Sobre as atuações, aí o problema já é outro completamente diferente, pois o diretor Lucas Estevan Soares caiu até que bem para o personagem de Fernando, teve olhares carismáticos e bem emocionais em cima do carro e de seu pai, mostrando gostar daquela vida, já quando vira de lado para buscar respostas exagerou um pouco nos trejeitos fazendo algumas caras e bocas exageradas, mas que no contexto completo da trama até funciona, ou seja, não fez algo brilhante, mas passou muito bem a mensagem que queria no personagem. Outro que entregou um olhar bem bacana nas cenas iniciais foi Paulo Matos com seu Lau bem direto e envolvente, sendo amplo de sorrisos e direto no estilo que chamou para si. Tivemos ainda atos bem interessantes de Wagner Jovanaci como o policial Gomes, sendo brutão e forte nas dinâmicas, acertando no que precisava fazer. E ainda tivemos bons atos de Ana de Ferro com sua Andressa e Wawa Black com seu Dinho bem colocados na trama e nas dinâmicas com o protagonista. E não posso esquecer da cachorra Penélope Cruz que colocaram um in memorian para ela, e teve olhares e atos muito bem feitos em cena, valendo não terem cortado suas cenas!

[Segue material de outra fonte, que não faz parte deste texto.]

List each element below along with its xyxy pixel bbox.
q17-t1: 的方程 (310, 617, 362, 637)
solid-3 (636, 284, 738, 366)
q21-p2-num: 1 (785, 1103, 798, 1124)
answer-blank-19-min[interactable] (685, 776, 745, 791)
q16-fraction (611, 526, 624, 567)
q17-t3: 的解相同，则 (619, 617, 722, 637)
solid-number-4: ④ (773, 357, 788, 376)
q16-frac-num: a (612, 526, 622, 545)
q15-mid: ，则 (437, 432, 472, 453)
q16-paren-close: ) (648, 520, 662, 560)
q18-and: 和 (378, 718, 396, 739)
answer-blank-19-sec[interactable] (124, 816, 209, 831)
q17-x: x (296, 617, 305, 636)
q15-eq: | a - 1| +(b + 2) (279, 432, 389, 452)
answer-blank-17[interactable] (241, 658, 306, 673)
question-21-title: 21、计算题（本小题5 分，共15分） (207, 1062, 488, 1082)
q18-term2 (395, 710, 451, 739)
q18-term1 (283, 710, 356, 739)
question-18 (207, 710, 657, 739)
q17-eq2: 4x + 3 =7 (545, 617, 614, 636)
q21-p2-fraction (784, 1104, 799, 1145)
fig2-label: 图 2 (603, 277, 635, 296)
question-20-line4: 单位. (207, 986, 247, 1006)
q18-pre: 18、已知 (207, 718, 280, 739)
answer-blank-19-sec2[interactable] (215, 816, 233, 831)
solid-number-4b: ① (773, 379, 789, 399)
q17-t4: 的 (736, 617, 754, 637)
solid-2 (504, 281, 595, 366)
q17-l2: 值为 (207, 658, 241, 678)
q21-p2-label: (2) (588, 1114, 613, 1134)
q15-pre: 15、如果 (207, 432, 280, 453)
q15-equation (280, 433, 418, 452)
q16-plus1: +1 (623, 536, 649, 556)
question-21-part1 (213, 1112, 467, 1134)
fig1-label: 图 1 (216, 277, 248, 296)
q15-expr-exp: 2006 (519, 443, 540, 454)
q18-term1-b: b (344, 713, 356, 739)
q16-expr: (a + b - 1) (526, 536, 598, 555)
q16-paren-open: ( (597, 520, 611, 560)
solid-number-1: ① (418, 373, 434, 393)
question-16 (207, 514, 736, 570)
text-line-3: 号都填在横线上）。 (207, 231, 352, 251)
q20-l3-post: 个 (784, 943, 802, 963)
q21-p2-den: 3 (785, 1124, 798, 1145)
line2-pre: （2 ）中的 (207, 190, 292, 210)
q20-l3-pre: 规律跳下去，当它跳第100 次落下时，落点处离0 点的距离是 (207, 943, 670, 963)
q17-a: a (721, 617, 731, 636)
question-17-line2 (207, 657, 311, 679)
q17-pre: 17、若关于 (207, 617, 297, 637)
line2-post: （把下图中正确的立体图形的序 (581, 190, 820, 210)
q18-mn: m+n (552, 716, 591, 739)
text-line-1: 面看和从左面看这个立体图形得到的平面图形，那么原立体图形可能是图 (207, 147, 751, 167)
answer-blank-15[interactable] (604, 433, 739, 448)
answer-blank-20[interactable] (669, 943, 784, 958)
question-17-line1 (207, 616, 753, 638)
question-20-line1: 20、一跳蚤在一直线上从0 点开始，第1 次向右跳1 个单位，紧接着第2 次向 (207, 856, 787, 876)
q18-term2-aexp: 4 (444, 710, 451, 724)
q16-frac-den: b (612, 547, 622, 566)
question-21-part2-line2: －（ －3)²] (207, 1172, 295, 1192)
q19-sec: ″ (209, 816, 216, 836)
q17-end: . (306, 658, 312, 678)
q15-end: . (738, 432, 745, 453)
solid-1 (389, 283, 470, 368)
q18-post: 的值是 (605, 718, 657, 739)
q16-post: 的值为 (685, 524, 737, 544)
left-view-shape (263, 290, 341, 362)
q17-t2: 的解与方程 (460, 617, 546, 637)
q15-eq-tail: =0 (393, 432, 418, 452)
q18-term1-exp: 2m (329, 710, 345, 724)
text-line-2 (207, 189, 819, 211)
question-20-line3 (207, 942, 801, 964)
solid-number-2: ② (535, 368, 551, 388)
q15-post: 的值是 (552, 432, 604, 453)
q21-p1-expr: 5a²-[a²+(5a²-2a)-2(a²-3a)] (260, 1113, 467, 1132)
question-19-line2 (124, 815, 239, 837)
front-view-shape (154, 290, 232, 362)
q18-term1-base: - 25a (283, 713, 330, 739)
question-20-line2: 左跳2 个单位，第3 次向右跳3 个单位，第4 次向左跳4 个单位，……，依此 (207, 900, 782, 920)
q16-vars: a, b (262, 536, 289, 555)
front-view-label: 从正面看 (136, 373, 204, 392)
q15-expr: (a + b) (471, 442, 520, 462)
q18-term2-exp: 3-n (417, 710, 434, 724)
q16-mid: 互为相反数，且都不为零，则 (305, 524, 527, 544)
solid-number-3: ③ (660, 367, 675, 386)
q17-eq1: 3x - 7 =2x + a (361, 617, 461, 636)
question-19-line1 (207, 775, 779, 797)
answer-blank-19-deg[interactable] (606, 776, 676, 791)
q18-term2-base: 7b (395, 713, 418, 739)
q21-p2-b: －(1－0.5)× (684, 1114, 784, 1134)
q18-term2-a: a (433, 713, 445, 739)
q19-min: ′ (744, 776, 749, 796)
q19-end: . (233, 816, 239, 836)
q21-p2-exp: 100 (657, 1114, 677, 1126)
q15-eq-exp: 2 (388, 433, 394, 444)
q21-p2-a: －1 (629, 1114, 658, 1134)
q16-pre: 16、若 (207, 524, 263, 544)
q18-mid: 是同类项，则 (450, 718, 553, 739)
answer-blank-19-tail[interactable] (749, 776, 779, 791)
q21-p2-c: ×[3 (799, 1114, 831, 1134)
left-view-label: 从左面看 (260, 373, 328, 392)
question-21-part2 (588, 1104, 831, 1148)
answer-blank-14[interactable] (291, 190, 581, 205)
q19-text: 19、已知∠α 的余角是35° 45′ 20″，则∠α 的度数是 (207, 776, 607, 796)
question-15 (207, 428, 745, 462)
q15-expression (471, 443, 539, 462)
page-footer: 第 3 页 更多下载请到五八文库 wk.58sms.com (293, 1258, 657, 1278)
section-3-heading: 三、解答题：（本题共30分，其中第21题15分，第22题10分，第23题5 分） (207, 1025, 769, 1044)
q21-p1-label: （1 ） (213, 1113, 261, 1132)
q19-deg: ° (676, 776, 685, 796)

Visualmente o carro tem todo um estilo bem bacana para um carro de telemensagem, temos boas cenas na casa do protagonista que vai vendendo todos os móveis da casa para manter seu sonho ativo, vemos bons atos nas ruas, tivemos uma cena de briga de jogo bem trabalhada, mas completamente desnecessária, e claro a casa do policial que é o local da tragédia, de forma que foram bem concisos de locações, mas tudo bem retratado dentro da proposta que acaba agradando de certa forma.

Enfim, é um filme bem interessante que poderia ser muito melhor com poucos ajustes, mas que com toda certeza fez muito sucesso em Curitiba e mostra que o pessoal mais novo está vindo com boas ideias de filmes, sem precisar recorrer ao tradicional estilo novelesco, então fica a dica para quem gostar do estilo para conferir. E é isso meus amigos, eu fico por aqui hoje, mas volto em breve com mais textos, então abraços e até logo mais.